The bill also would ban air traffic below 2,000 feet over Yosemite National Park in California and 9,500 feet over several popular tourist attractions in Haleakala National Park in Hawaii.
"We're not trying to restrict access to these beautiful parks to people who can't get there otherwise," said Rep. Tony Coelho (D-Calif.), whose initial version of the bill called for a three-year study of air traffic problems over national parks. "We are responsible for making sure it remains a safe experience."
But Rep. Morris K. Udall (D-Ariz.), who drafted the more stringent provisions, said the measure was mainly directed at reducing aircraft noise in the canyon and preserving one of the park's most treasured esthetic features -- its silence.
"The highest priority is getting it quiet down there," he said. "We have got to ban all flights below the rim except for emergency and administrative flights."
The bill, approved on voice vote, comes eight days after a deHavilland DHC6 Twin Otter and a Bell 206 helicopter collided over a remote area of the canyon, killing all aboard. National Park Service officials have speculated that the pilots were flying below the rim, but federal investigators have not confirmed this theory.
In a brief debate yesterday, several members of the national parks subcommittee acknowledged piloting planes below the Grand Canyon rim. "I've flown up and down the canyon, and not as safely as I should have," said Rep. James V. Hansen (R-Utah).

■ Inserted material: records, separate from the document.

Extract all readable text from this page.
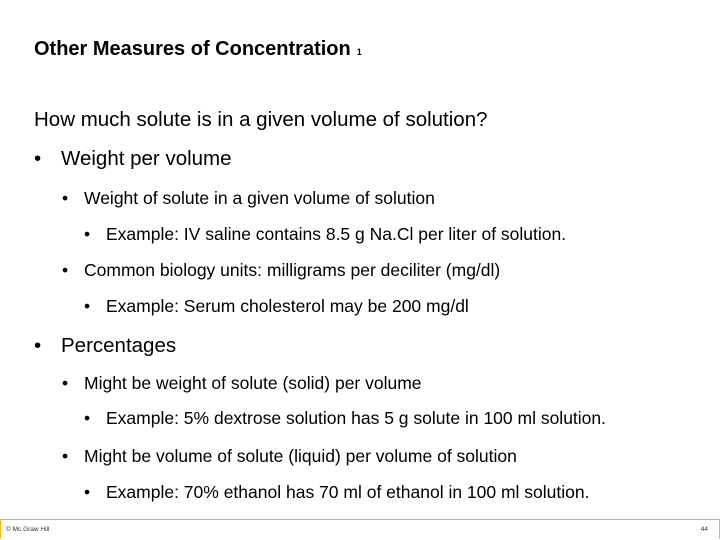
Other Measures of Concentration 1
How much solute is in a given volume of solution?
• Weight per volume
• Weight of solute in a given volume of solution
• Example: IV saline contains 8.5 g Na.Cl per liter of solution.
• Common biology units: milligrams per deciliter (mg/dl)
• Example: Serum cholesterol may be 200 mg/dl
• Percentages
• Might be weight of solute (solid) per volume
• Example: 5% dextrose solution has 5 g solute in 100 ml solution.
• Might be volume of solute (liquid) per volume of solution
• Example: 70% ethanol has 70 ml of ethanol in 100 ml solution.
© Mc.Graw Hill	44
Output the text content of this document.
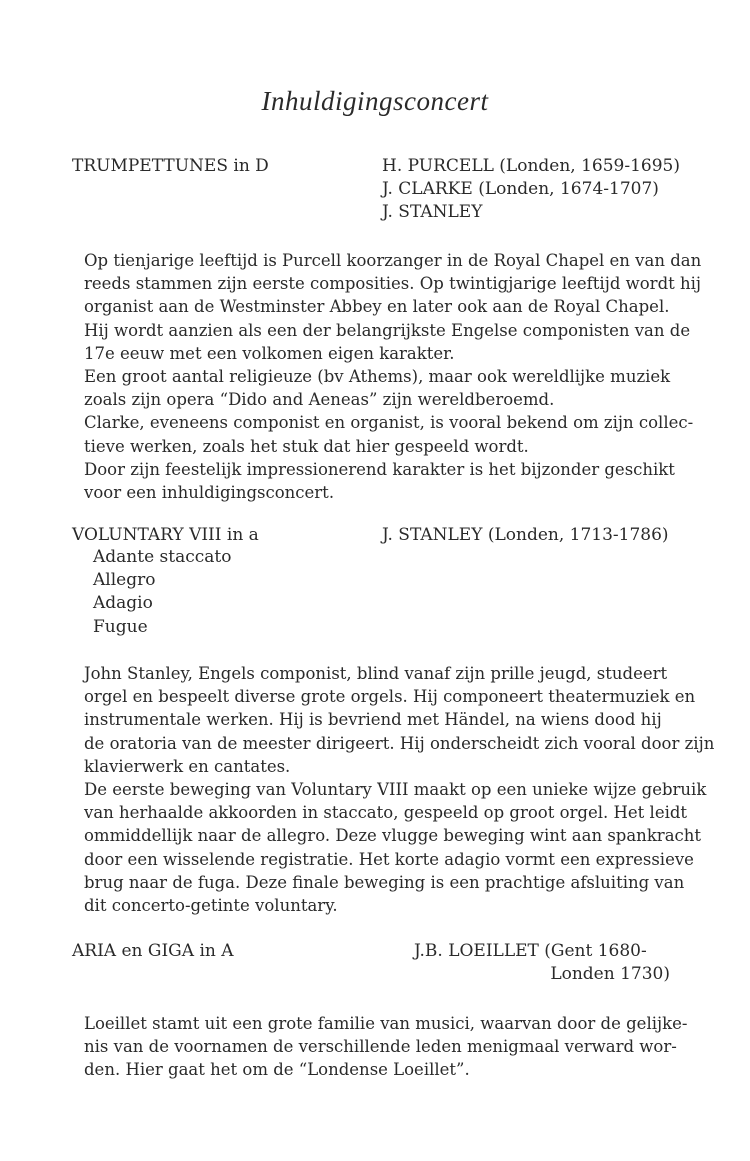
Inhuldigingsconcert
TRUMPETTUNES in D	H. PURCELL (Londen, 1659-1695)
J. CLARKE (Londen, 1674-1707)
J. STANLEY
Op tienjarige leeftijd is Purcell koorzanger in de Royal Chapel en van dan
reeds stammen zijn eerste composities. Op twintigjarige leeftijd wordt hij
organist aan de Westminster Abbey en later ook aan de Royal Chapel.
Hij wordt aanzien als een der belangrijkste Engelse componisten van de
17e eeuw met een volkomen eigen karakter.
Een groot aantal religieuze (bv Athems), maar ook wereldlijke muziek
zoals zijn opera “Dido and Aeneas” zijn wereldberoemd.
Clarke, eveneens componist en organist, is vooral bekend om zijn collec-
tieve werken, zoals het stuk dat hier gespeeld wordt.
Door zijn feestelijk impressionerend karakter is het bijzonder geschikt
voor een inhuldigingsconcert.
VOLUNTARY VIII in a	J. STANLEY (Londen, 1713-1786)
Adante staccato
Allegro
Adagio
Fugue
John Stanley, Engels componist, blind vanaf zijn prille jeugd, studeert
orgel en bespeelt diverse grote orgels. Hij componeert theatermuziek en
instrumentale werken. Hij is bevriend met Händel, na wiens dood hij
de oratoria van de meester dirigeert. Hij onderscheidt zich vooral door zijn
klavierwerk en cantates.
De eerste beweging van Voluntary VIII maakt op een unieke wijze gebruik
van herhaalde akkoorden in staccato, gespeeld op groot orgel. Het leidt
ommiddellijk naar de allegro. Deze vlugge beweging wint aan spankracht
door een wisselende registratie. Het korte adagio vormt een expressieve
brug naar de fuga. Deze finale beweging is een prachtige afsluiting van
dit concerto-getinte voluntary.
ARIA en GIGA in A	J.B. LOEILLET (Gent 1680-
Londen 1730)
Loeillet stamt uit een grote familie van musici, waarvan door de gelijke-
nis van de voornamen de verschillende leden menigmaal verward wor-
den. Hier gaat het om de “Londense Loeillet”.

Udall, also a licensed pilot, acknowledged dipping into the canyon as well, but said that the proliferation of air-tour operators in recent years demands regulation. "If in making it available to the public you destroy much of what's there, then what do you do about it?" he said.
According to the Park Service, small airplanes and helicopters make more than 50,000 flights over the Grand Canyon each year. In the peak summer tourist season, as many as 20 flights an hour pass over the canyon, and most air-tour operators advertise that their planes go below the rim.
Environmentalists contend that engine noise, magnified by the sheer canyon walls, destroys the serenity of the park for hikers, campers and rafters.
If enacted, the measure would give the Park Service and the Federal Aviation Administration 90 days to adopt an aircraft management plan that would ban below-rim flights, assure public safety and restore "the natural quiet and experience of the park."
Air-tour operators have argued that limiting flights to certain altitudes above the park would compound safety problems by crowding more aircraft into a narrower band of air space, and some panel members suggested yesterday that limiting the number of flights may be necessary.
"It does not end sightseeing flights over the canyon," said Rep. John S. McCain III (R-Ariz.), who noted that the Park Service already sets limits on the number of rafts permitted on the Colorado River and the number of hikers on certain trails.
The measure also would give the park service three years to study aircraft impact over as many as 10 national parks, and recommend protective action. The bill specifies Cumberland Island National Seashore, Yosemite, Hawaii Volcanoes National Park, Haleakala, Glacier National Park and Mount Rushmore National Memorial.
At Yosemite and Haleakala, however, aircraft restrictions would not await the outcome of the study. Planes and helicopters would be required to stay at least 2,000 feet above Yosemite. In the Hawaiian park, pilots would have to stay 9,500 feet above the Haleakala Crater, several scenic trails and "any designated tourist viewpoint."